To read more about probiotics, check out the Fix Your Gut Forums. There are a lot of smart people who take and review all sorts of products.

  1. Hui, Y. H., and FOODnetBASE. 2004. Handbook of food and beverage fermentation technology. Marcel Dekker, New York.
  2. “Streptococcus Thermophilus: A Bacterium Which Is Harmless to Health.” International Research Associates. 14 Nov. 2006. Web. 25 Apr. 2011.
  3. https://www.ncbi.nlm.nih.gov/pubmed/20889781
  4. http://ajcn.nutrition.org/content/73/1/133.long<
  5. http://www.ncbi.nlm.nih.gov/pmc/articles/PMC1489325/
  6. http://www.journalofdairyscience.org/
  7. http://nutritiondata.self.com/facts/dairy-and-egg-products/104/2
  8. https://www.ncbi.nlm.nih.gov/pubmed/23452282
  9. https://www.ncbi.nlm.nih.gov/pubmed/24236995?dopt=Abstract
2 Comments
  1. Surely lactose and casein aren’t the only macronutrients in yoghurt? Not all yoghurt is low-fat. The one I eat is full-fat…

    • With the full fat variety, roughly an eighth of the macronutrient content will come from fat (by mass). If your yogurt is from grass-fed cows, the fatty acid profile will be mostly oleic acid (~30%) and palmitic acid (~20%) which are good fats. Butyric acid, more commonly found in butter, is more gut friendly. Full-fat yogurt is hard to find in the United States, and by the looks of your spelling, you are from elsewhere. You are probably blessed with superior dairy products may have access to yogurt made from goat’s milk.

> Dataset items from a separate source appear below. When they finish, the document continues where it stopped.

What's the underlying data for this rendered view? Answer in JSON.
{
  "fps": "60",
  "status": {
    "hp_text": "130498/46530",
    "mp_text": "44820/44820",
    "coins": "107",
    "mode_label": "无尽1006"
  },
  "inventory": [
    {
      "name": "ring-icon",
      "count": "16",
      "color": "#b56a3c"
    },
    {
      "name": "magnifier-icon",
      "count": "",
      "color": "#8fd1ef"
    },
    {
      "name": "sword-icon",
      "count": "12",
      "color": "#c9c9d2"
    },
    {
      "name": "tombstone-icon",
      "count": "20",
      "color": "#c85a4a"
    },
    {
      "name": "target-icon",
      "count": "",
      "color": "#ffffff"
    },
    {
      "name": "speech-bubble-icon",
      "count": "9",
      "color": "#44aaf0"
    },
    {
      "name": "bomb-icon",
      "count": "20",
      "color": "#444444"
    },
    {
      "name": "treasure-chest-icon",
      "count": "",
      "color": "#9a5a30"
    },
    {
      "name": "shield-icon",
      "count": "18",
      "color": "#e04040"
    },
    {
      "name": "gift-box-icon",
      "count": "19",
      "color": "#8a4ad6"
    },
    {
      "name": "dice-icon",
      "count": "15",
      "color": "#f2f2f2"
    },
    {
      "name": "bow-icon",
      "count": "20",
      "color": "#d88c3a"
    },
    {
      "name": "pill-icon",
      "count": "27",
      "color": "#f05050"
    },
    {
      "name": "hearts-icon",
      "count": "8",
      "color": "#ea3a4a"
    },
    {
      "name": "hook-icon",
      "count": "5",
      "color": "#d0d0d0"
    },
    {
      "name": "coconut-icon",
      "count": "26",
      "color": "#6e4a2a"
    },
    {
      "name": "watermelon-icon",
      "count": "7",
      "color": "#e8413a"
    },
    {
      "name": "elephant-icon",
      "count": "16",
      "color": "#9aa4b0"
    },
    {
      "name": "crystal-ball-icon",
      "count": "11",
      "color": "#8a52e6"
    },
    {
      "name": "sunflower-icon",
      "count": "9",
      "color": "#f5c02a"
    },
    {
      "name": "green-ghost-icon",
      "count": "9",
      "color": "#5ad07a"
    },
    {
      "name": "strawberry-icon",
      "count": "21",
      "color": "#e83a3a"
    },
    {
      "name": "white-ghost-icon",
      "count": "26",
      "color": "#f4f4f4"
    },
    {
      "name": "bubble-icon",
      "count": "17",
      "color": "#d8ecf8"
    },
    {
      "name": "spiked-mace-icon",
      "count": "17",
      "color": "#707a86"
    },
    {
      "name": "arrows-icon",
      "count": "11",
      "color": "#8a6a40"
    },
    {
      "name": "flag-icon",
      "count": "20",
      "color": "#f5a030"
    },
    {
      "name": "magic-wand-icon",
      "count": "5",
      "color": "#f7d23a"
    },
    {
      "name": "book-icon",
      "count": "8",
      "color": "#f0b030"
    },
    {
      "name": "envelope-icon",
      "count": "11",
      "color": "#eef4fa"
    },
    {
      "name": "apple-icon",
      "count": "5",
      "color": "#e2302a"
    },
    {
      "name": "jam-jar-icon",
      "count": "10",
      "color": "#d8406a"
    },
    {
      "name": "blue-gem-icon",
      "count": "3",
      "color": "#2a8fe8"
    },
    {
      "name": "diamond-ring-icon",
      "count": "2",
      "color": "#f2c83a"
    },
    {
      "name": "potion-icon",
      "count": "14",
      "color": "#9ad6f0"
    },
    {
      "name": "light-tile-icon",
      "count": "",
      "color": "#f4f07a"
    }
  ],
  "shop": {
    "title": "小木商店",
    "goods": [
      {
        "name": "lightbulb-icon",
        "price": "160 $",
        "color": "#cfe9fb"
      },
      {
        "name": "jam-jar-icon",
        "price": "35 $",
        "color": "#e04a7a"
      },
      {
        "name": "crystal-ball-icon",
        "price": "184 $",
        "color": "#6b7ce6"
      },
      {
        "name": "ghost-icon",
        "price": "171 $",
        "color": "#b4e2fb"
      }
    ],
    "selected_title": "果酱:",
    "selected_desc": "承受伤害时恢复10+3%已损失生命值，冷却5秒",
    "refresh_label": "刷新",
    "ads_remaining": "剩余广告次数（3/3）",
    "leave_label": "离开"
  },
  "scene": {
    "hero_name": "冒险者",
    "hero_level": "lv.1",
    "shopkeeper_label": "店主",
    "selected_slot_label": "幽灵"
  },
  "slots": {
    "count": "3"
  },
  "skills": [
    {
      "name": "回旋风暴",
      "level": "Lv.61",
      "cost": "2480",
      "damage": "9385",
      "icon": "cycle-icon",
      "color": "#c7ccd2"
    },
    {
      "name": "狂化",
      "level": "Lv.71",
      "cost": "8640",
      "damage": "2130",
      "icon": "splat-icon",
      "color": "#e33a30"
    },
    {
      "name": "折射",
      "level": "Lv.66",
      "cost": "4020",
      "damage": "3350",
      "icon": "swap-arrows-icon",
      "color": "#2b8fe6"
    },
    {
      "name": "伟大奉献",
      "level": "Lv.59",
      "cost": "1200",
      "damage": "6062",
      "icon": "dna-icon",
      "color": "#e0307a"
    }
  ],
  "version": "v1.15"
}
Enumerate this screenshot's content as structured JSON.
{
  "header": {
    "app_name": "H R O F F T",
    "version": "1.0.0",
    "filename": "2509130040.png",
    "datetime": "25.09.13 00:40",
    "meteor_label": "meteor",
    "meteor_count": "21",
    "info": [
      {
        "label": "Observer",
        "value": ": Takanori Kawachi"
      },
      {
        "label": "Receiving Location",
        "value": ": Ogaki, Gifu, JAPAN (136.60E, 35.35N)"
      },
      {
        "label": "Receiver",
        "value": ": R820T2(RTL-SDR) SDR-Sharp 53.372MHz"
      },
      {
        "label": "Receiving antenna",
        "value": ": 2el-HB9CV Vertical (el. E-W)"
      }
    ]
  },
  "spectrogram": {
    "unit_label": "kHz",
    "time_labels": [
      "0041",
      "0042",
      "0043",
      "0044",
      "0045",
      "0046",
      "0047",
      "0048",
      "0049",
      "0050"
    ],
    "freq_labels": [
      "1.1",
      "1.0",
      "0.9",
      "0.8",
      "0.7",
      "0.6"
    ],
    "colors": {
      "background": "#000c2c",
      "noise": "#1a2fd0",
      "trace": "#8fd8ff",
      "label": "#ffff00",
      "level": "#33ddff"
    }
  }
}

A2 casein is slowly digested and it can have a negative impact on the microbiome. You still need to watch out for wild yeasts, and pathogenic bacteria that find their way into the culture.

      From a dietary standpoint, full-fat, raw, A2, grass-fed yogurt is good if you can handle the lactose. This article was more of a review of yogurt for therapeutic use as a probiotic. If you can get the full-fat, raw, A2, grass-fed… it is definitely superior to the low-fat, American, store bought stuff, but for many people, the biological implications will make them foggy and inflamed.